Wahrscheinlich ist Achtung Baby die (noch) bessere Platte. Aber bei mir ist Joshua Tree auch die Nummer Eins, die Scheibe, die ich auf die Insel mitnehmen würde. Ich mochte U2 vorher schon, aber mit diesen Monstersongs allein auf der A-Seite hatten sie mich auf ewig. Ich hab auch wenig andere Texte so inbrünstig mitgesungen wie etwa I still haven’t found what I’m looking for… passte natürlich grade für uns 68er, 69er Jahrgänge perfekt ins adoleszente Feeling rein.

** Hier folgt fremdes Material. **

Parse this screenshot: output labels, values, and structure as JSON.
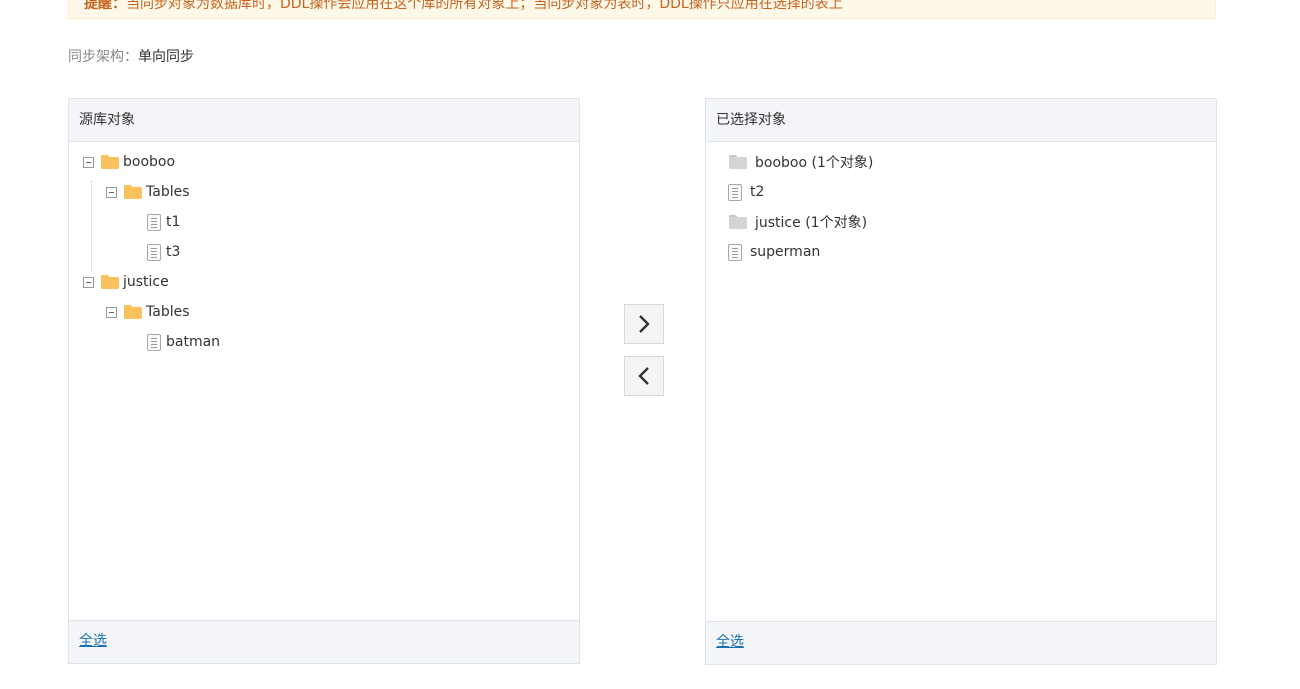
{
  "notice": {
    "prefix": "提醒：",
    "text": "当同步对象为数据库时，DDL操作会应用在这个库的所有对象上；当同步对象为表时，DDL操作只应用在选择的表上"
  },
  "architecture": {
    "label": "同步架构：",
    "value": "单向同步"
  },
  "source_panel": {
    "title": "源库对象",
    "select_all": "全选",
    "tree": {
      "db1": {
        "name": "booboo",
        "tables_label": "Tables",
        "tables": [
          "t1",
          "t3"
        ]
      },
      "db2": {
        "name": "justice",
        "tables_label": "Tables",
        "tables": [
          "batman"
        ]
      }
    }
  },
  "selected_panel": {
    "title": "已选择对象",
    "select_all": "全选",
    "items": [
      {
        "type": "database",
        "label": "booboo (1个对象)"
      },
      {
        "type": "table",
        "label": "t2"
      },
      {
        "type": "database",
        "label": "justice (1个对象)"
      },
      {
        "type": "table",
        "label": "superman"
      }
    ]
  },
  "icons": {
    "move_right": "chevron-right-icon",
    "move_left": "chevron-left-icon",
    "database": "folder-icon",
    "table": "table-document-icon"
  },
  "colors": {
    "notice_text": "#c7621f",
    "notice_bg": "#fdf8e7",
    "link": "#1a6fb5",
    "folder": "#f9c25c",
    "panel_header_bg": "#f4f5f8"
  }
}
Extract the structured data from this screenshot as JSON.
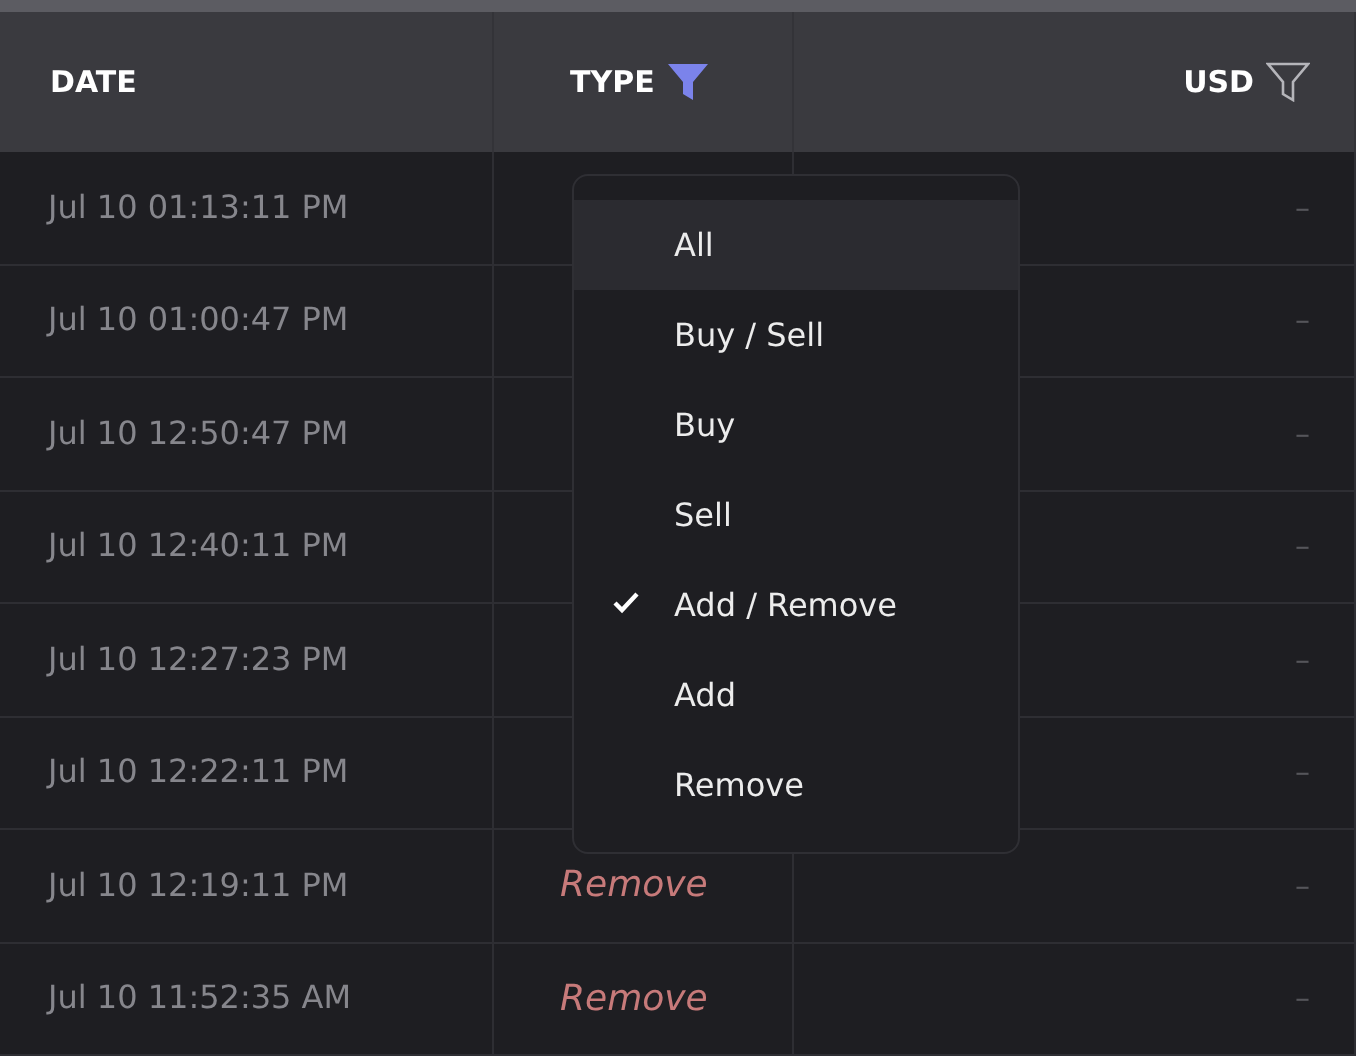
{
  "columns": [
    {
      "label": "DATE"
    },
    {
      "label": "TYPE",
      "filter_active": true
    },
    {
      "label": "USD",
      "filter_active": false
    }
  ],
  "rows": [
    {
      "date": "Jul 10 01:13:11 PM",
      "type": "",
      "usd": "–"
    },
    {
      "date": "Jul 10 01:00:47 PM",
      "type": "",
      "usd": "–"
    },
    {
      "date": "Jul 10 12:50:47 PM",
      "type": "",
      "usd": "–"
    },
    {
      "date": "Jul 10 12:40:11 PM",
      "type": "",
      "usd": "–"
    },
    {
      "date": "Jul 10 12:27:23 PM",
      "type": "",
      "usd": "–"
    },
    {
      "date": "Jul 10 12:22:11 PM",
      "type": "",
      "usd": "–"
    },
    {
      "date": "Jul 10 12:19:11 PM",
      "type": "Remove",
      "usd": "–"
    },
    {
      "date": "Jul 10 11:52:35 AM",
      "type": "Remove",
      "usd": "–"
    }
  ],
  "type_filter_menu": {
    "items": [
      {
        "label": "All",
        "checked": false,
        "hovered": true
      },
      {
        "label": "Buy / Sell",
        "checked": false,
        "hovered": false
      },
      {
        "label": "Buy",
        "checked": false,
        "hovered": false
      },
      {
        "label": "Sell",
        "checked": false,
        "hovered": false
      },
      {
        "label": "Add / Remove",
        "checked": true,
        "hovered": false
      },
      {
        "label": "Add",
        "checked": false,
        "hovered": false
      },
      {
        "label": "Remove",
        "checked": false,
        "hovered": false
      }
    ]
  }
}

Eine schöne Anekdote, die ich hoffentlich nicht bereits erzählt hab:
Viele haben ja so ihre Probleme mit U2 oder grade mit Bono, lästern ab oder sind genervt, das Pathos, der Glaube, das Gutmenschentum.
Die Rolling Stone-Autorin Birgit Fuß hat für das Magazin die meisten Berichte/Interviews mit der Band geführt. In der Regel wurde Birgit auch von der Band offen angefordert, wenn mal wieder ein Q&A zwengs der neuen Platte fällig war. Man kannte sich eben und schätzte sich.

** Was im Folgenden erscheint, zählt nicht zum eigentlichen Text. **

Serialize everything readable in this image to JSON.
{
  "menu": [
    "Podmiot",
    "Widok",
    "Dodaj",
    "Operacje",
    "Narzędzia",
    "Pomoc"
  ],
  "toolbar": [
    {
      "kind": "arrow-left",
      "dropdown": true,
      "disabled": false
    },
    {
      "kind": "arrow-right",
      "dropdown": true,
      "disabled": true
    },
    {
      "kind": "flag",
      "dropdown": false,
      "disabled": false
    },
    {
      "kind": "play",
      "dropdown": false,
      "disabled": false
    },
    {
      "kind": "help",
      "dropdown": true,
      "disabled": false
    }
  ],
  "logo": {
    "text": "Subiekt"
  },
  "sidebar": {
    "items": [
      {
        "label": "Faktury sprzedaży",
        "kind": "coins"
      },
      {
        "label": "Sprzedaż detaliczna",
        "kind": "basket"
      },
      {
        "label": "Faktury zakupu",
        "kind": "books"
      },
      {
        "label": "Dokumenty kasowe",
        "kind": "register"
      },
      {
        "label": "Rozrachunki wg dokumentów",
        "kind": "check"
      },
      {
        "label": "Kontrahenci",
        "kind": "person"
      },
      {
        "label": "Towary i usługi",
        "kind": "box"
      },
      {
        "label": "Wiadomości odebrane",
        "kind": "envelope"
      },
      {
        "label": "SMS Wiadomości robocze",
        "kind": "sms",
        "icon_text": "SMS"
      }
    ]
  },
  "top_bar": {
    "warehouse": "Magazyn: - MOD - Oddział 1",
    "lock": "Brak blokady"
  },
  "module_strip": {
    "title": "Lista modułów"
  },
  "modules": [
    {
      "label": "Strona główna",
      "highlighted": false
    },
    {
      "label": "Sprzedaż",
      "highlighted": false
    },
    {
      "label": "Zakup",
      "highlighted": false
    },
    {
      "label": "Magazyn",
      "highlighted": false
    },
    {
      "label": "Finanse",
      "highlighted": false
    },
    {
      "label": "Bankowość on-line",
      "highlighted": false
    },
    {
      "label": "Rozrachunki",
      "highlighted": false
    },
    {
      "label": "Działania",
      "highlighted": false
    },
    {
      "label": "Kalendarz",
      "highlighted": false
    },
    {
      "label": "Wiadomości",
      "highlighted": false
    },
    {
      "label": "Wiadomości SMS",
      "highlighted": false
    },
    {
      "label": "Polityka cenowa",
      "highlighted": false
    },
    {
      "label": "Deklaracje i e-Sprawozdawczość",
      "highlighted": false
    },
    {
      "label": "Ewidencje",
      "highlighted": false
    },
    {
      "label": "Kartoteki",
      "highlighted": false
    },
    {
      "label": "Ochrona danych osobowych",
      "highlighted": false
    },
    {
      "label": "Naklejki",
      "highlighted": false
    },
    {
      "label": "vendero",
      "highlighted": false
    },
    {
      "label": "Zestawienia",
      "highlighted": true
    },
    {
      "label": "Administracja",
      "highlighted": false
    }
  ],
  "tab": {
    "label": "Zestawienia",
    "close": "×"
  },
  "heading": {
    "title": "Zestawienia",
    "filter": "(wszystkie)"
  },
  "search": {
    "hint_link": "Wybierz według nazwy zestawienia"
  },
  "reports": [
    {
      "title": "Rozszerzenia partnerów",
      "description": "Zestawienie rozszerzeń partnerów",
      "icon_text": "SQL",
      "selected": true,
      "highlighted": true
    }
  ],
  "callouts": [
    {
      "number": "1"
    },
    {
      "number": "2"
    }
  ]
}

Nun erlebte Birgit vor ein paar Jahren eine sehr schwere Zeit, weil die Liebe ihres Lebens gestorben war (dazu gibt’s auch ein sehr lesenswertes Buch von ihr - aber das ist jetzt ein anderes Thema). Genau zu dieser hochdepressiven Phase war es mal wieder soweit: Neue Platte, Bono schickt ne Mail zum RS, bitte Birgit, niemand anderes. (Superstars dieser Kategorie besuchen nicht, sie werden besucht. Und können sich das auch leisten. Damals zumindest noch.)
Jedenfalls dachte Birgit Fuß durchaus daran, abzusagen, wobei das bedeutet hätte, dass der RS für die neue Platte kein Interview bekommt. Schon ne größere Sache bei der Zielgruppe der Leser. Schließlich raffte sie sich auf und flog doch.
Angekommen, fühlte sie sich jedoch völlig neben der Spur. Leer und schwach.
Und hier das Bemerkenswerte:
Bono kriegt das beim Treffen mit. Fragt nach. Bono, der Superstar. Birgit entschließt sich zur Ehrlichkeit und sagt ihm, ihre große Liebe sei vor kurzem gestorben.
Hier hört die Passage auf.